Input dataset - memory usage

Hi,

I was wondering if there is a way to load the input dataset from a database in batches. We're running multiple instances of Prodigy on Kubernetes with quite a large dataset. Analogous to, for example, this standard recipe, we load the dataset with DB.get_dataset(dataset). This loads (I suspect by looking at the memory usage) the full dataset in memory. Preferably we'd load the dataset in batches or splits, to keep our pods/containers ephemeral and disposable.

Would that be possible, or would that require a manual split of the data?

Thanks!
Vincent

Hi! The Database.get_dataset method will load the entire annotated dataset into memory, which makes sense for most use cases – but I definitely see the point in your case.
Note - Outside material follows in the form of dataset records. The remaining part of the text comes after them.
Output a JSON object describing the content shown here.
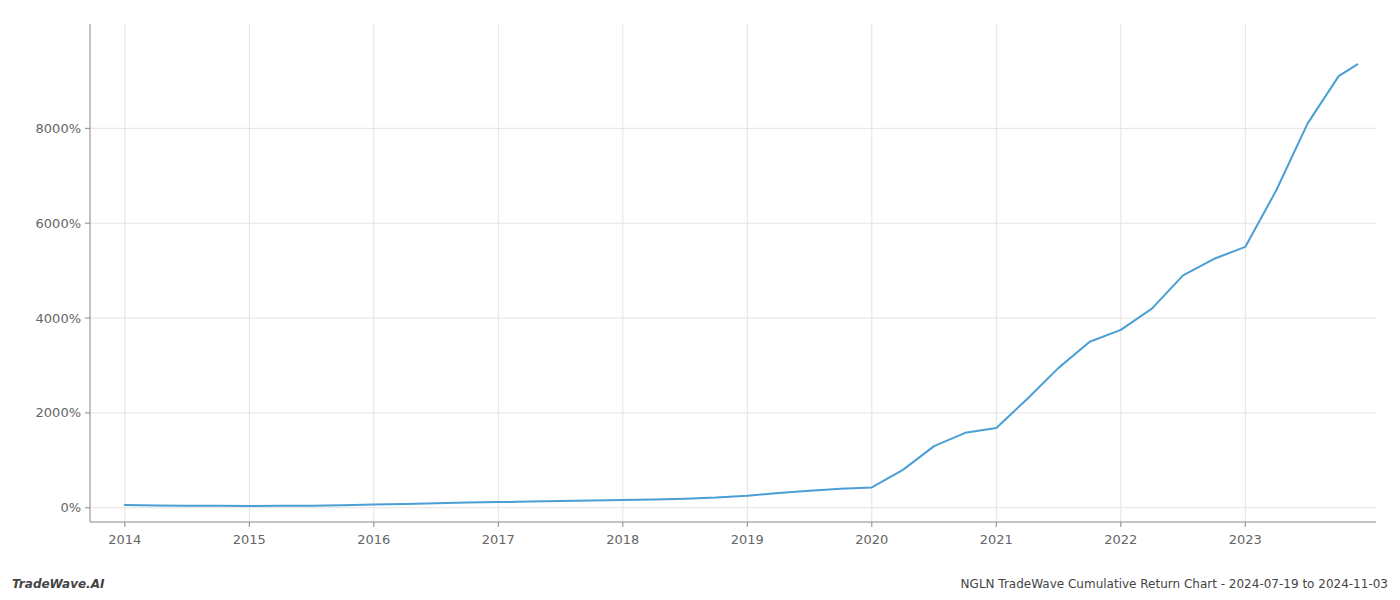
{
  "chart_data": {
    "type": "line",
    "x": [
      2014.0,
      2014.25,
      2014.5,
      2014.75,
      2015.0,
      2015.25,
      2015.5,
      2015.75,
      2016.0,
      2016.25,
      2016.5,
      2016.75,
      2017.0,
      2017.25,
      2017.5,
      2017.75,
      2018.0,
      2018.25,
      2018.5,
      2018.75,
      2019.0,
      2019.25,
      2019.5,
      2019.75,
      2020.0,
      2020.25,
      2020.5,
      2020.75,
      2021.0,
      2021.25,
      2021.5,
      2021.75,
      2022.0,
      2022.25,
      2022.5,
      2022.75,
      2023.0,
      2023.25,
      2023.5,
      2023.75,
      2023.9
    ],
    "values": [
      60,
      50,
      45,
      42,
      38,
      40,
      45,
      55,
      70,
      80,
      95,
      110,
      120,
      130,
      145,
      155,
      165,
      175,
      190,
      215,
      255,
      310,
      360,
      400,
      430,
      800,
      1300,
      1580,
      1680,
      2300,
      2950,
      3500,
      3750,
      4200,
      4900,
      5250,
      5500,
      6700,
      8100,
      9100,
      9350
    ],
    "color": "#4a9fd4",
    "xlim": [
      2013.72,
      2024.05
    ],
    "ylim": [
      -300,
      10200
    ],
    "xticks": [
      2014,
      2015,
      2016,
      2017,
      2018,
      2019,
      2020,
      2021,
      2022,
      2023
    ],
    "yticks": [
      {
        "value": 0,
        "label": "0%"
      },
      {
        "value": 2000,
        "label": "2000%"
      },
      {
        "value": 4000,
        "label": "4000%"
      },
      {
        "value": 6000,
        "label": "6000%"
      },
      {
        "value": 8000,
        "label": "8000%"
      }
    ],
    "grid": true,
    "annotations": [
      "TradeWave.AI",
      "NGLN TradeWave Cumulative Return Chart - 2024-07-19 to 2024-11-03"
    ]
  }
}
Under the hood, we're just querying the database using peewee and selecting the dataset of the given tables and returning the loaded examples. You can check out how it's done in prodigy/db.py – the most minimal standalone version is this:

from prodigy.components.db import Dataset, Example, Link, connect

db = connect()  # needs to run first to initialize DB proxy

def get_dataset(name: str):
    dataset = Dataset.get(Dataset.name == name)
    query = (Example.select().join(Link).join(Dataset).where(Dataset.id == dataset.id))
    examples = query.execute()
    return [eg.load() for eg in examples]

So instead of calling eg.load() for every example, you could also return a generator instead and consume that in batches – or whatever else works best for your use case :slightly_smiling_face: If you do come up witha solution, I'd definitely be interested in what works best. Maybe we can just integrate something like it natively!

Thanks @ines , I'll give it a go!